Não, não tentem entender, parcos leitores. Isso acontece TODOS os anos da Mostra em algum lugar. Ou tem gente sentada no chão ou tem aquelas pessoas que enfrentam filas enormes esperando por uma vaga na sala. Por quê? Por que as pessoas se submetem a isso? Porque esse povo que gosta de cinema até pode ser inteligente – longe da sala escura. No geral, é tudo um bando de louco mesmo.

* * *

Ah, sim, depois, às 21:00 nós tivemos que andar até o auditório do Teatro Faap, fazer fila de novo (e eu me perguntando por que raios eles já não deixaram aquela sala separada para as projeções e o bate-papo, já que era bem maior?).

Veio o “Rubinho”, o Park Chan-wook não precisou apenas de um tradutor, mas também de uma cineasta coreana para ajudar a explicar os termos que ele usava, e passaram algumas cenas famosas de filmes dele. Eu, particularmente, fiquei com vontade de ver sua comédia romântica, I’m a cyborg, but that’s ok. E gostei muito da história que ele começou a fazer storyboards porque o produtor disse que era assim em Hollywood, aí agora ele foi pra lá e viu que ninguém faz… Ou quando ele conta que não se envolveu em nada com a versão do Spike Lee para Oldboy, mas está curioso, pois uma das cenas mais famosas se resolveria com um simples tiro (aliás, legal saber que essa sequência tinha sido pensada de outra forma). E um burburinho corre pelo teatro depois que Rubens pergunta o que Oldboy mudou na vida do diretor – aí ele conta que, na verdade, foi Zona de Risco o mais importante, pois foi o que mais fez sucesso na Coréia.

Aí, agora é a hora em que vocês me perguntam por que uma garota meiga e doce como eu se interessa por um diretor que usa a violência como escape e faz dança com agressão?

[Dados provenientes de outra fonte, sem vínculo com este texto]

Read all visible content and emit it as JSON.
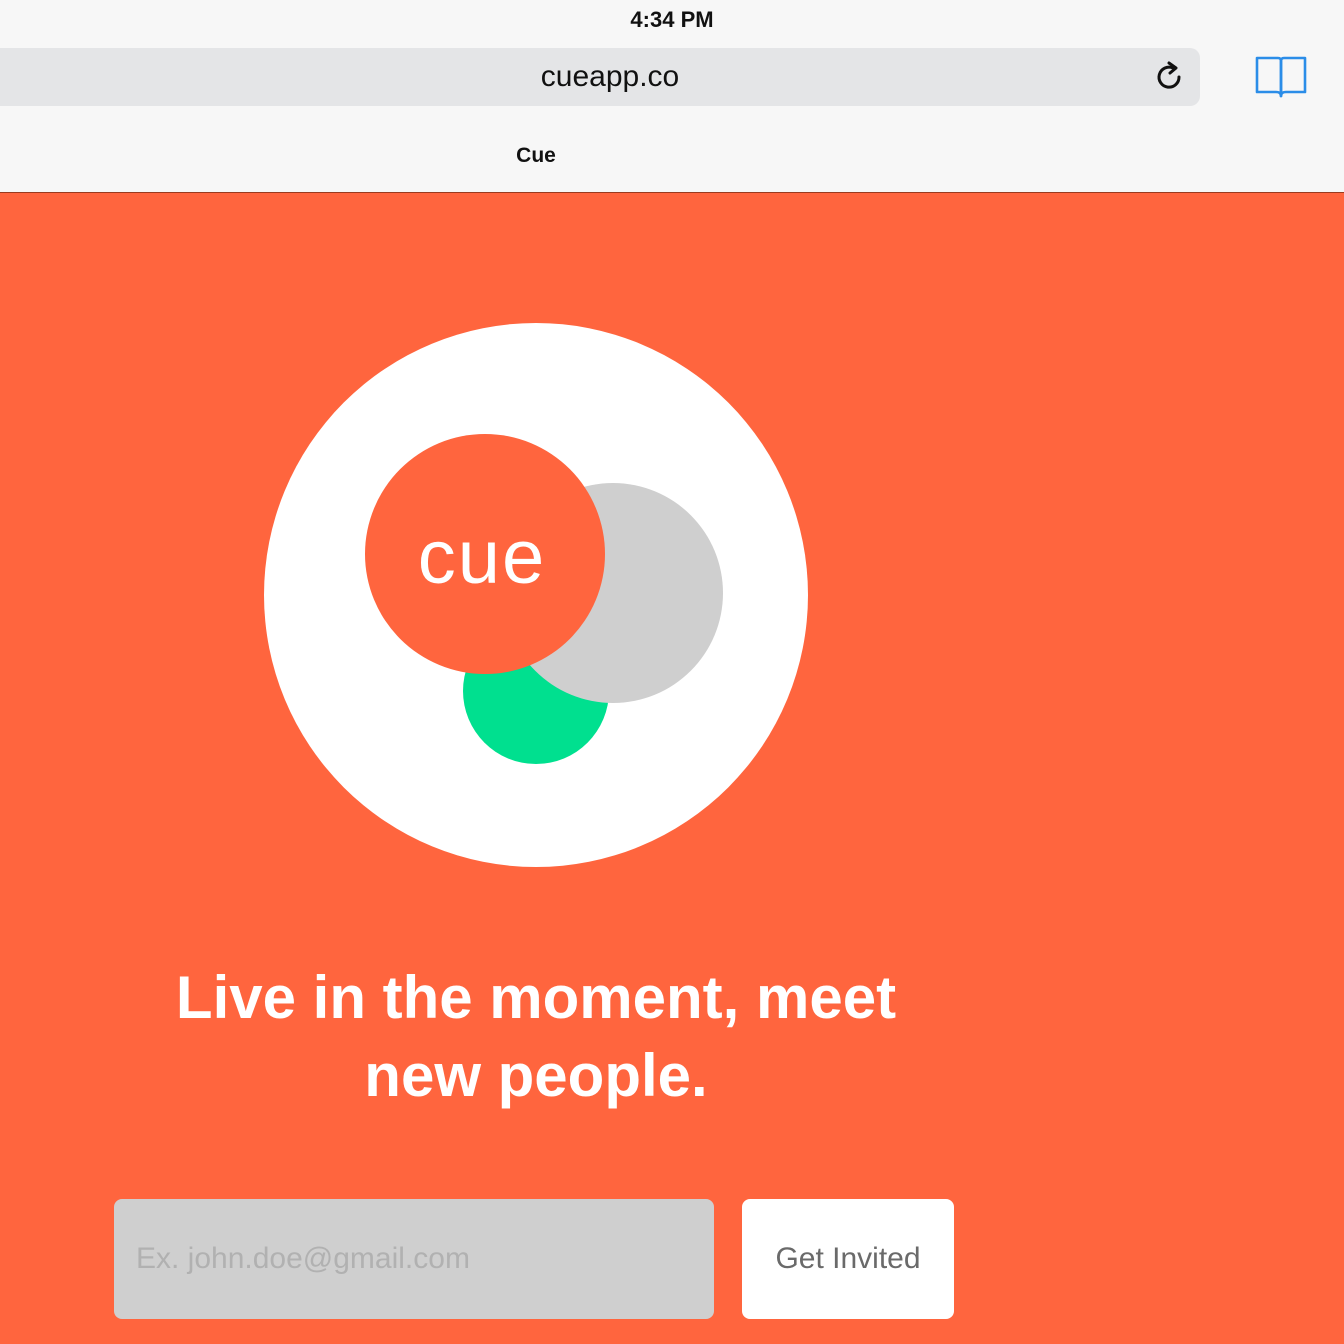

Gente, não quero assustar vocês, mas desconfio que as pessoas que nasceram nessa época de Agosto não batem muito bem não – Park Chan-wook completou 50 anos neste último 23 de agosto, e Tim Burton, 55, no mesmo dia que eu, 25 de agosto. Só alguns pensamentos pré-halloween.

* * *

Oldboy

2003-oldboy
Oldboy / 2003 ***

Historinha: um homem atormentado pela vingança.

:D – eu já tinha visto, mas me propus a uma revisão mais “objetiva”, sem sentimentalismos. E continua bom demais.

– não consigo encontrar cenas que não sirvam à trama. Tudo bem colocadinho, envolvendo o público que quer saber onde tudo aquilo vai levar.

– os escuros verdes, as cores quentes de paixão, a sala do “vilão” com muita água (lembrando o rio da irmã), as lembranças com tonalidades tão mais claras contrastando com os espaços escuros enquanto o personagem está realmente “no escuro”, buscando respostas, buscando redenção.

– o senso de humor. Conseguimos dar risada entre uma descoberta e outra.

– a música que transforma em dança coreografada aquela luta com martelo e um monte de capangas no corredor, inesquecível.

– o fato de nunca subestimar o espectador, é uma cena impressionante atrás da outra, um fato intrigante após o outro. E como tudo faz sentido nesse universo!

– que trabalho convincente dos atores (o elenco em geral). Ouvi falar que o ator principal realmente comeu aquela lula viva.

– o cuidado de produção. Veja, por exemplo, na parede daquela cabeleireira: a folhinha de calendário marca a data certa.

– uma das mais perturbadoras reviravoltas em final de filme!

D: – não é pra qualquer estômago. Arrancar dente, cortar a língua…

– pode acabar com o psicológico de alguém.